I think we need an article about the crawler and how the staging site can not be white-listed in order for Nosto to Crawl the site. All to often many of my staging enviornments are whitelisted and does not pull product data. So in order to get real products in the recommendations what I suggest is to un-whitelist for a few hours, re-index and then we can style the recommendations will real products. This happens more often than not.

ValterAndersson commented 6 years ago

We mention "While Nosto's crawler attempts to keep its copy of your catalog as fresh as possible, there are scenarios where we may not be able to update all the information as quickly as needed." We should provide examples of when this might be needed to do or when Nosto does not pick up the changes quick enough, like a specifical example.

ValterAndersson commented 6 years ago

We state "You can recrawl as often as you need but bear in mind that every recrawl adds an extra page load to your server." but we should explain wha the ramifications might be of doing this too much or hitting the button multiple times, too frequently.

ValterAndersson commented 6 years ago

Added subsection Common errors while using the crawler approach to Nosto crawler page.

Common errors while using the crawler approach
Crawling relies on tagging metadata being present in the source on pageload.
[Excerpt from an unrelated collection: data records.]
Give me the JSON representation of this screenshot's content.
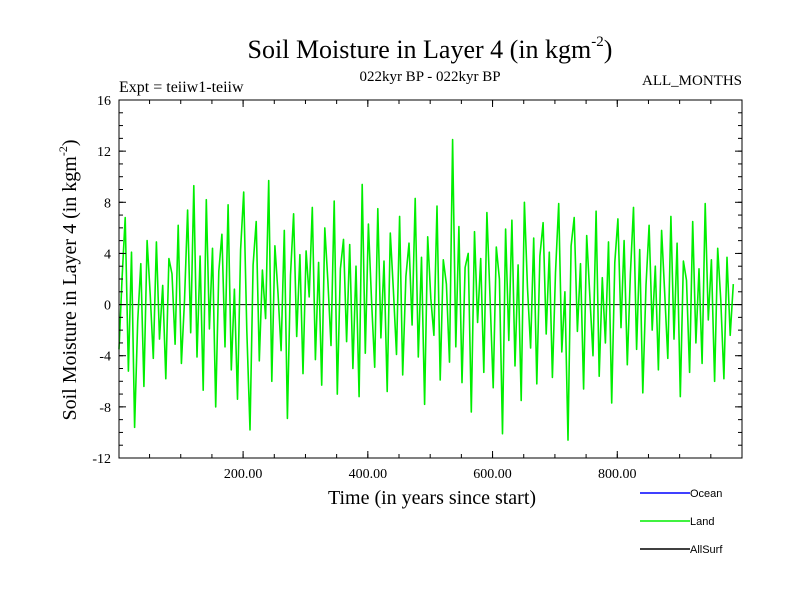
{
  "chart_data": {
    "type": "line",
    "title_main": "Soil Moisture in Layer 4 (in kgm",
    "title_sup": "-2",
    "title_close": ")",
    "subtitle_left": "Expt = teiiw1-teiiw",
    "subtitle_center": "022kyr BP - 022kyr BP",
    "subtitle_right": "ALL_MONTHS",
    "ylabel_main": "Soil Moisture in Layer 4 (in kgm",
    "ylabel_sup": "-2",
    "ylabel_close": ")",
    "xlabel": "Time (in years since start)",
    "xlim": [
      1,
      1000
    ],
    "ylim": [
      -12,
      16
    ],
    "yticks": [
      {
        "value": -12,
        "label": "-12"
      },
      {
        "value": -8,
        "label": "-8"
      },
      {
        "value": -4,
        "label": "-4"
      },
      {
        "value": 0,
        "label": "0"
      },
      {
        "value": 4,
        "label": "4"
      },
      {
        "value": 8,
        "label": "8"
      },
      {
        "value": 12,
        "label": "12"
      },
      {
        "value": 16,
        "label": "16"
      }
    ],
    "xticks": [
      {
        "value": 200,
        "label": "200.00"
      },
      {
        "value": 400,
        "label": "400.00"
      },
      {
        "value": 600,
        "label": "600.00"
      },
      {
        "value": 800,
        "label": "800.00"
      }
    ],
    "zero_line": true,
    "legend_placement": "bottom-right, below plot",
    "legend": [
      {
        "name": "Ocean",
        "color": "#0000ff"
      },
      {
        "name": "Land",
        "color": "#00ee00"
      },
      {
        "name": "AllSurf",
        "color": "#000000"
      }
    ],
    "series": [
      {
        "name": "Land",
        "color": "#00ee00",
        "x_start": 1,
        "x_step": 5,
        "values": [
          -3.5,
          2.1,
          6.8,
          -5.2,
          4.1,
          -9.6,
          -1.3,
          3.2,
          -6.4,
          5.0,
          0.8,
          -4.2,
          4.9,
          -2.7,
          1.5,
          -5.8,
          3.6,
          2.4,
          -3.1,
          6.2,
          -4.6,
          0.3,
          7.4,
          -2.2,
          9.3,
          -4.1,
          3.8,
          -6.7,
          8.2,
          -1.9,
          4.4,
          -8.0,
          2.6,
          5.5,
          -3.3,
          7.8,
          -5.1,
          1.2,
          -7.4,
          4.3,
          8.8,
          -2.0,
          -9.8,
          3.1,
          6.5,
          -4.4,
          2.7,
          -1.1,
          9.7,
          -6.0,
          4.6,
          0.9,
          -3.6,
          5.8,
          -8.9,
          2.3,
          7.1,
          -2.5,
          3.9,
          -5.4,
          4.2,
          0.6,
          7.6,
          -4.3,
          3.3,
          -6.3,
          6.0,
          1.8,
          -3.2,
          8.1,
          -7.0,
          2.8,
          5.1,
          -2.9,
          4.7,
          -5.0,
          3.0,
          -7.2,
          9.4,
          -3.8,
          6.3,
          0.2,
          -4.9,
          7.5,
          -2.6,
          3.4,
          -6.8,
          5.6,
          1.1,
          -3.9,
          6.9,
          -5.5,
          2.2,
          4.8,
          -1.6,
          8.3,
          -4.1,
          3.7,
          -7.8,
          5.3,
          0.5,
          -2.4,
          7.7,
          -5.9,
          3.5,
          1.6,
          -4.5,
          12.9,
          -3.3,
          6.1,
          -6.1,
          2.9,
          4.0,
          -8.4,
          5.7,
          -1.4,
          3.6,
          -5.3,
          7.2,
          0.4,
          -6.5,
          4.5,
          2.0,
          -10.1,
          5.9,
          -2.8,
          6.6,
          -4.8,
          3.1,
          -7.5,
          8.0,
          1.3,
          -3.4,
          5.2,
          -6.2,
          3.8,
          6.4,
          -2.3,
          4.1,
          -5.7,
          2.5,
          7.9,
          -3.7,
          1.0,
          -10.6,
          4.6,
          6.8,
          -2.1,
          3.2,
          -6.6,
          5.4,
          0.7,
          -4.0,
          7.3,
          -5.6,
          2.1,
          -3.0,
          4.9,
          -7.7,
          3.3,
          6.7,
          -1.8,
          5.0,
          -4.7,
          2.4,
          7.6,
          -3.5,
          4.3,
          -6.9,
          1.5,
          6.2,
          -2.0,
          3.0,
          -5.1,
          5.8,
          0.9,
          -4.2,
          6.9,
          -2.7,
          4.8,
          -7.2,
          3.4,
          1.9,
          -5.3,
          6.5,
          -3.0,
          2.8,
          -4.6,
          7.9,
          -1.2,
          3.5,
          -6.0,
          4.4,
          0.3,
          -5.8,
          3.7,
          -2.4,
          1.6
        ]
      }
    ]
  }
}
Nosto crawler does not execute Javascript and hence no dynamically injected or modified information will be crawled.

Nosto crawler is mostly dispatched from Amazon Web Services - US East. This means that you will need to add an exception based on the header/agent details for any geolocation redirects affecting the stores. This can otherwise interfere with multi-currency setups by populating USD as the base currency for all products.